Saturday, December 30, 2017

A Brief Excursion

Kratki izlet; mystery / experimental film, Croatia, 2017; D: Igor Bezinović, S: Ante Zlatko Stolica, Mladen Vujčić, Željko Belan, Iva Ivšić

Stola is a guy who spends his summer in a tourist camp in Istria, where he meets various people who party and drink all the time. One day, their bus stops in the middle of a forest and Roko decides to lead a group of seven people, which includes Stola, to a long journey on foot to visit some frescos in a secluded monastery. On their long walk through the nature, they encounter three women in an empty village; bulls; people in costumes; they drink in a house made of stone; they take a swim in a river... Little by little, people leave the group, until only Roko and Stola arrive at the monastery.
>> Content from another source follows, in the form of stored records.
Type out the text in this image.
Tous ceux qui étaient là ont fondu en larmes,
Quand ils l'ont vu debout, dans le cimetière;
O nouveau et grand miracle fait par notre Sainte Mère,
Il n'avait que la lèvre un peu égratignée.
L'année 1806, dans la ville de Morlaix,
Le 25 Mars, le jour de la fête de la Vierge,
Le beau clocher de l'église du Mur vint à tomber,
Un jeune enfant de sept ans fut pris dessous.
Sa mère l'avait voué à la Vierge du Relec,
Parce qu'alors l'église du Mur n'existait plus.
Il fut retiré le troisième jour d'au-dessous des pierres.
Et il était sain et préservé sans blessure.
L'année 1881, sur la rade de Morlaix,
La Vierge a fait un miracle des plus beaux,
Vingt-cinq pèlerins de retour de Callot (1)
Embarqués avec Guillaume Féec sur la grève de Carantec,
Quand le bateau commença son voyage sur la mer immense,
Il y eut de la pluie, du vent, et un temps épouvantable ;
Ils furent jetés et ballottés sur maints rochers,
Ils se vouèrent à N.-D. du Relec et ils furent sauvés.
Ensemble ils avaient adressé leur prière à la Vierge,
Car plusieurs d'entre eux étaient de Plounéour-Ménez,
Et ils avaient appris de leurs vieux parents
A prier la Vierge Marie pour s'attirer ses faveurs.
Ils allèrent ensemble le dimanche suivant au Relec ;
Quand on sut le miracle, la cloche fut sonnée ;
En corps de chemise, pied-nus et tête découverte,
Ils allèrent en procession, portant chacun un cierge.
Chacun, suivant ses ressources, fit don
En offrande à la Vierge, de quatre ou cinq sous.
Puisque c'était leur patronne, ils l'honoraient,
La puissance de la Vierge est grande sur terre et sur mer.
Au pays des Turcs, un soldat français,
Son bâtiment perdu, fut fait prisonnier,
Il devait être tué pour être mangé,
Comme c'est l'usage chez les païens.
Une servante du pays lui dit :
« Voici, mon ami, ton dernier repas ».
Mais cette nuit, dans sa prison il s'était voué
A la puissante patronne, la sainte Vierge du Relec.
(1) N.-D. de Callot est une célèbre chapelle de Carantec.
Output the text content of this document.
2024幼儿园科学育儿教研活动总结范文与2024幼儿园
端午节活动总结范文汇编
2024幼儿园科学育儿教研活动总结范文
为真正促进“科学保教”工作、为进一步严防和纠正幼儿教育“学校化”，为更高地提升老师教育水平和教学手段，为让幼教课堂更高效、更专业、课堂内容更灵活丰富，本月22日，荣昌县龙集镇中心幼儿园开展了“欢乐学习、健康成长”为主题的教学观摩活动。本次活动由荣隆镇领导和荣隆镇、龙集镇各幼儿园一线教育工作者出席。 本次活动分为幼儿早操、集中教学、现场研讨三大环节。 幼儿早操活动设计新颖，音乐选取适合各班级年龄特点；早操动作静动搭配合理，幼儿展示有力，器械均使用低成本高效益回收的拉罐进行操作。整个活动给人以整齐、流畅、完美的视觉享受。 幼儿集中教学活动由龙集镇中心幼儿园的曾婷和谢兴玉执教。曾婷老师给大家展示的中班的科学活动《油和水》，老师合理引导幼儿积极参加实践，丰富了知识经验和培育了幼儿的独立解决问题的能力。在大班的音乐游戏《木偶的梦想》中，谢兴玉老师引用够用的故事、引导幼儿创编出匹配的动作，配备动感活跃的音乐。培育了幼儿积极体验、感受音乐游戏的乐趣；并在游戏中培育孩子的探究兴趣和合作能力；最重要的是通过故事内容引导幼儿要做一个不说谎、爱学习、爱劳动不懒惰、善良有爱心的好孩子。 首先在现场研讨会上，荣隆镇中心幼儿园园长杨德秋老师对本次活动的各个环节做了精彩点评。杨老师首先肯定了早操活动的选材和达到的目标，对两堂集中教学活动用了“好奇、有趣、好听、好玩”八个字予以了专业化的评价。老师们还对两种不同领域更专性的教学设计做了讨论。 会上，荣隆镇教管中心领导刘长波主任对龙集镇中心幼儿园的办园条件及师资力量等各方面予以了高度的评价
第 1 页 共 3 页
They enter the catacombs, and only Stola exits out on the street in an unknown town.

This unusual and bizarre surreal road movie is only suitable for a selected art-house audience, since its overbearing metaphors and a refusal to tell any coherent narrative will strain the patience of some who will try to understand it. Director Igor Bezinovic copes the best with a few aesthetically pleasant panorama shots of the nature, capturing some sort of contrast between the Mediterranean wilderness and the seven people from civilization who aimlessly wonder for miles in search for a monastery, yet he is unable to extended the movie into anything more than a few neat frames and pictures, since the lack of any point turns "A Brief Excursion" into a bland and tiresome experimental film that drags. As some people start leaving the group, one by one, the viewers will inevitably wonder if some actors decided to simply quit the film. The concept of a group that follows a man, Roko, who leads them nowhere through the forest, is a symbol for something, yet it isn't quite sure for what. At best, it may be seen as an analogy for people who blindly follow empty authority figures, even though it makes no sense to do so, and some of that has merit in the overall picture. However, the movie needed more ingenuity and color to work: someone like D. Lynch could have made this work by adding more surreal highlights, yet here this is reduced only to the group encountering a herd of bulls on the meadow or some men dressed in strange costumes. Without these ingredients, it is not quite clear why the viewers should care or be invested into the film when there is not much to enjoy in it, anyway.